2015 GSA Annual Meeting in Baltimore, Maryland, USA (1-4 November 2015)

Paper No. 247-6
Presentation Time: 2:45 PM

MAMMAL BODY SIZE CHANGE IN THE ZONE OF THE EARLY EOCENE HYPERTHERMALS ETM2 AND H2


CHEW, Amy E., Department of Anatomy, Western University of Health Sciences, 309 E. Second Street, Pomona, CA 91766, achew@westernu.edu

The early Eocene is relevant for testing the recent hypothesis that decreasing body size is the “third universal response” to warming. Increasing temperature during the early Eocene culminated in the Early Eocene Climatic Optimum (EECO), the hottest sustained period of the Cenozoic. Superimposed on this long-term trend were several short-term ‘hyperthermals’, including the Paleocene-Eocene Thermal Maximum (PETM) at the base of the Eocene, and ETM2 and H2, smaller events ~2 my later in the lead-up to the EECO. A superb mammal fossil record from the Fifteenmile Creek (FC) section of the Willwood FM in the south-central part of the Bighorn Basin, WY, spans these events and provides the opportunity to test the universality of body size response to rapid warming. The PETM has been comprehensively studied, but changes in body size at ETM2 and H2 are not well understood.

Two carbon isotope excursions (CIEs) attributed to ETM2 and H2 have been described in the northern Bighorn Basin in proximity to geomagnetic and biostratigraphic events. More than 32000 mammal fossils from >100 lineages are known from a 220-meter thick stretch of the FC section that brackets and includes these levels. Previous analysis identified two brief episodes of change, faunal events B-1 and B-2, hypothesized to be related to ETM2 and H2 based on a similar relationship to the geomagnetic and biostratigraphic events near their CIEs. More than 7500 complete lower first molars from the FC sample are used to calculate natural log-transformed occlusal surface areas as a proxy for body size.

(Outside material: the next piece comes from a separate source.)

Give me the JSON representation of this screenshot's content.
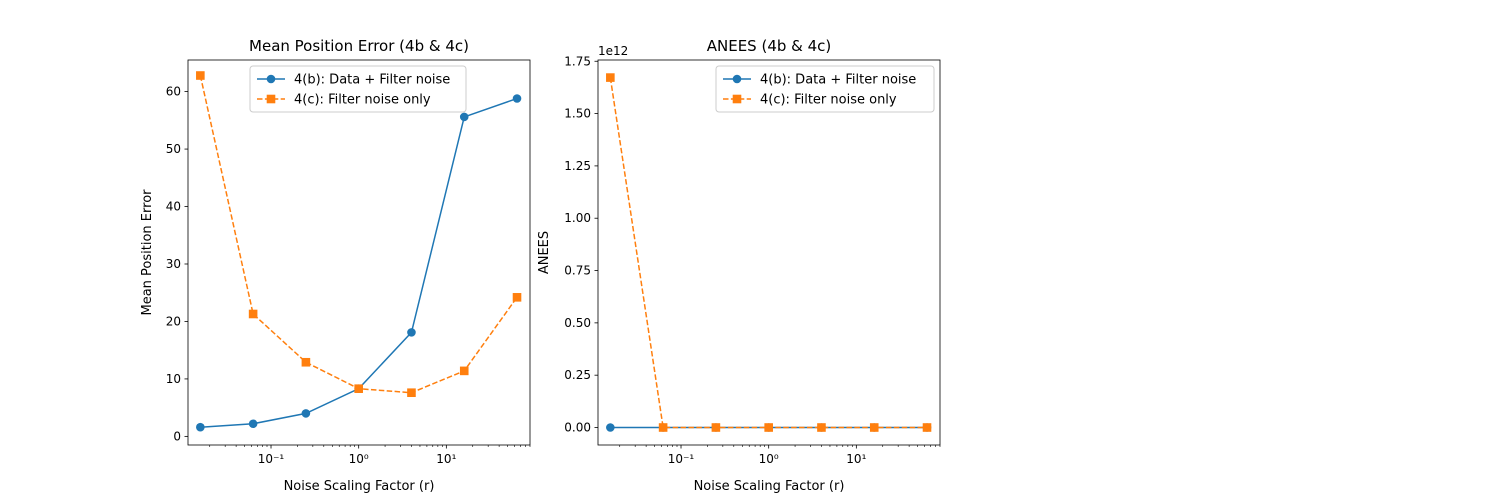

Mean molar area for the whole FC sample is 10-20% smaller (statistically significant) during faunal events B-1 and B-2 than before and after the events. Similarly, nearly half of all mammal lineages decreased in size at the PETM through the immigration of small species and the temporary dwarfing of lineages, probably via metabolic effects. However, at faunal events B-1 and B-2, there are no documented immigrants and new species appearing through morphological innovation are both larger and smaller than their close relatives. Dwarfing is apparent in only a few lineages. Instead, the overall size decreases at faunal events B-1 and B-2 are driven by shifts in (standardized, proportional) relative abundance, which favor the smaller species in eight of the 10 most common families.